Quantifying the micromechanical effects of variable cement in granular porous media

Co-PI’s: Tom Buchheit and Ben Cook (Sandia National Labs)

Laurel Goodwin (University of Wisconsin-Madison)

 

Abstract:

Understanding the fundamental micromechanical processes that result in the macroscopic deformation of granular porous media is of paramount importance to the DOE, as these processes control a variety of behaviors that impact both contaminant transport and the distribution and production of hydrocarbons.  It is generally known that the amount, type, and location of intergranular cements are a primary factor influencing the strength of porous sediments and sedimentary rock.

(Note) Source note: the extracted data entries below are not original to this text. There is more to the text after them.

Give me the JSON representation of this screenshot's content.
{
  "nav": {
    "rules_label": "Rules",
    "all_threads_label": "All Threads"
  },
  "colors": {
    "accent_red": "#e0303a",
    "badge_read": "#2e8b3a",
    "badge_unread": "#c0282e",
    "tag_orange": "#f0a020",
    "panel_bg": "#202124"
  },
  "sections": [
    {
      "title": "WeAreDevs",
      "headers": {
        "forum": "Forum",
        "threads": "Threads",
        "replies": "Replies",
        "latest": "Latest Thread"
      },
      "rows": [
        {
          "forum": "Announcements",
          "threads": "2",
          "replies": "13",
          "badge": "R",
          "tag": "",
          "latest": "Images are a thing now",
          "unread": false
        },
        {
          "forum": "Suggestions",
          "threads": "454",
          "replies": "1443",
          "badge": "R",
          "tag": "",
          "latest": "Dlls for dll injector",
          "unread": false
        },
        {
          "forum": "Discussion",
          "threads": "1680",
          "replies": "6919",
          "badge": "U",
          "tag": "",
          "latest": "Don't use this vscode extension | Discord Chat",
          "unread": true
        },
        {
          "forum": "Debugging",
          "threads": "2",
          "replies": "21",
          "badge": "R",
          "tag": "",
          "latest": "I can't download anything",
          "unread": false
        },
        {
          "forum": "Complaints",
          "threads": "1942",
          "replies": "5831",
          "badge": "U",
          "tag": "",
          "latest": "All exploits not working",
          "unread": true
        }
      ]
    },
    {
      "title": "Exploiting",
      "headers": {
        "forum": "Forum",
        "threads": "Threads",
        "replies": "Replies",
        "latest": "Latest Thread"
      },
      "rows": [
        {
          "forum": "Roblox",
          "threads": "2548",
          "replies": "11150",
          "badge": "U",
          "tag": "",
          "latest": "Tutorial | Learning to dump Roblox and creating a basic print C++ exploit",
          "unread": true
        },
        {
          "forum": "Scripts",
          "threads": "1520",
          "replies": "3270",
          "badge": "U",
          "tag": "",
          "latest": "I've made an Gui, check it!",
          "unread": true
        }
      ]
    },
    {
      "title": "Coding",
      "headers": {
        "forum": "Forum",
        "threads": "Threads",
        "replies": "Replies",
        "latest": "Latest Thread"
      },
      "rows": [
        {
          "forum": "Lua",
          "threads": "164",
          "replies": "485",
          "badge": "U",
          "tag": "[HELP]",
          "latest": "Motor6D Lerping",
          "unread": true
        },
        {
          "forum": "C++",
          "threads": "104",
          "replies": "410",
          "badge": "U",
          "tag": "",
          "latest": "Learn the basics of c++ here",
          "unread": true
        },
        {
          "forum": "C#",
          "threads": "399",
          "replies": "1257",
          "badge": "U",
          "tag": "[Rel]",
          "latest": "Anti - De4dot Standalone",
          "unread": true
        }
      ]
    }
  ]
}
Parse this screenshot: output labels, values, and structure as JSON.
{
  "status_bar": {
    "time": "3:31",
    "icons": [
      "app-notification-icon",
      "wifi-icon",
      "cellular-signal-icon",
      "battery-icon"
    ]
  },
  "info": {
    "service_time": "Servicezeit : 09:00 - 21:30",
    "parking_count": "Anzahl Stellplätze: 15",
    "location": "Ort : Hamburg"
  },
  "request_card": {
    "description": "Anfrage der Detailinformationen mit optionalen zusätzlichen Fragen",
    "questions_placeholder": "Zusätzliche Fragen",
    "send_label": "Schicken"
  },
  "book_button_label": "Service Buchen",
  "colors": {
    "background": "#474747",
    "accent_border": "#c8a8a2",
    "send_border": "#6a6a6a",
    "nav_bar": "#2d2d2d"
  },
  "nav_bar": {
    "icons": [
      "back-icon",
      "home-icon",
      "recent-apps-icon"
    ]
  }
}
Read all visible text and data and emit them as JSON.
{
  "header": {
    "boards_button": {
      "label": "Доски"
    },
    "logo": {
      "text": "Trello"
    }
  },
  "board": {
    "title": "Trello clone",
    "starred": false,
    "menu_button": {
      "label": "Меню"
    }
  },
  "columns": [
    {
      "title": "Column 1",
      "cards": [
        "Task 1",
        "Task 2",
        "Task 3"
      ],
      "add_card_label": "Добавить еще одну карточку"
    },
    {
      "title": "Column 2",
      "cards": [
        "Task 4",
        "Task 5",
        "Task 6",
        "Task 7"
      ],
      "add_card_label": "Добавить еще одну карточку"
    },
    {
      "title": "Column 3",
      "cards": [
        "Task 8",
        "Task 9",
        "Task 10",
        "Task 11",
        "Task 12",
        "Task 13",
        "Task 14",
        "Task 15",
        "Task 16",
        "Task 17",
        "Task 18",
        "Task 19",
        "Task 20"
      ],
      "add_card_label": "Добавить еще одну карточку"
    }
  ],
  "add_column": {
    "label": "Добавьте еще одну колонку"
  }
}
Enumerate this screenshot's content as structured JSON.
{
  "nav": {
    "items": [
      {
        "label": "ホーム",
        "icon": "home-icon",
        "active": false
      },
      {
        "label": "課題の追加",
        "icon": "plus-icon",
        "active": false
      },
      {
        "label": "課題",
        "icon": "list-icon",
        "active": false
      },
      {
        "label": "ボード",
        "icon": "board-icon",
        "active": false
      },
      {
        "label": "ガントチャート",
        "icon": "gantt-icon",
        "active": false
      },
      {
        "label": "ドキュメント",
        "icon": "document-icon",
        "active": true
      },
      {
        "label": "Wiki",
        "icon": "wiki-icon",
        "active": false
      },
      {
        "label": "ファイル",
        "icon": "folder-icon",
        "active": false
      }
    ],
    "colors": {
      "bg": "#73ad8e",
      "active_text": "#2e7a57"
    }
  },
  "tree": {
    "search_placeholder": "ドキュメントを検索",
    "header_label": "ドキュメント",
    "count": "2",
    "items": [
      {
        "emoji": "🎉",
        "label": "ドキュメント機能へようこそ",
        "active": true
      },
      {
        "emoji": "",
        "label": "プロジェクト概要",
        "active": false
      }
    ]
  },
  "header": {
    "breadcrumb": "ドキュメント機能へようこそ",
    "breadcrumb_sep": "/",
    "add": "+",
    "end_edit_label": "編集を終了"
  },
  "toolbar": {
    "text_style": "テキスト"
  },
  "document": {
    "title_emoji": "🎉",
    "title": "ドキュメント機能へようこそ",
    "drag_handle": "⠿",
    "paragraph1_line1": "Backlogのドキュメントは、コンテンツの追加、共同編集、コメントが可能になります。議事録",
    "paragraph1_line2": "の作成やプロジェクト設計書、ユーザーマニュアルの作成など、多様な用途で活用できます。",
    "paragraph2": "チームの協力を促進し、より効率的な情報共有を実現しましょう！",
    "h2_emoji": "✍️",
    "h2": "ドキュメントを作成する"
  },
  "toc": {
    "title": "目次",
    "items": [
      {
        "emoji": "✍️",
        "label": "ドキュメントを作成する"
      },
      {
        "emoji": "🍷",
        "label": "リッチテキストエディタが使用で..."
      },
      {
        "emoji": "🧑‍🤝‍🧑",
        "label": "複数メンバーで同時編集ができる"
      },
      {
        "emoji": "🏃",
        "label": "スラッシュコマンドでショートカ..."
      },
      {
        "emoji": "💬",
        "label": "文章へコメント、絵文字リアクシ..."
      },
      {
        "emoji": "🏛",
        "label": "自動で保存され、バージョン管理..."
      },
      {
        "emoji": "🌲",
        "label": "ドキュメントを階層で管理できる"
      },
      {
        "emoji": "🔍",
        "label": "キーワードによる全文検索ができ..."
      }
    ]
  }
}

Small amounts of intergranular cement can have profound effects on bulk mechanical such as rock strength, elasticity and permeability.  However, the microscale interactions between individual constituents of the grain-cement network subjected to differential stress are poorly understood, inhibiting the development of a physically based link (and mathematical models describing the link) between microscopic phenomena and macroscopic behavior.  An understanding of how cement influences the properties of a grain-cement-pore system has, until recently, been limited to qualitative statements such as “cement strengthens rock by preventing sliding and rotation of grains.”   This qualitative understanding leads to improperly idealized and overly simplified constitutive relations in models used to simulate geomechanical problems with significant economic impact, e.g. wellbore failure, formation collapse, and sand production.  Clearly, one important benefit of a detailed experimental characterization would be improved constitutive models for the predictive modeling of geomechanical phenomena.

 

The proposed research furthers the fundamental understanding of grain-cement micromechanics through appropriately small-scale experimental deformation and structural characterization studies of both synthetic grain-cement systems and natural sandstones.  Our approach extends micro and nanomechanical experimental methods originally developed within the field of materials science for characterizing the properties of thin films and nanoscale materials.  Nanoindentation will be used to probe the mechanical properties (such as elastic modulus, hardness and plasticity) of grains and cements in both synthetic and natural samples.  Micromechanical measurement techniques will be developed from the nanoindentation method to conduct a detailed characterization of both elastic and inelastic behavior of grain-cement and grain-grain contacts and interfacial cohesion.  For example, the high resolution force-displacement probing arrangement will be reconfigured into a pulling arrangement to allow the measurement of nanoscale tensile properties of specific micro-scale geological structures.  Additionally, two mechanically distinct sandstones will be used to explore the micromechanical properties of natural granular porous rock using techniques similar to those described above.  The results of our novel microscopic experiments on natural and synthetic rock will produce an extremely detailed micromechanical dataset of grain-cement interaction.  These data represent a first, important step in building a quantitative mechanical link between grain-scale and macroscopic behavior.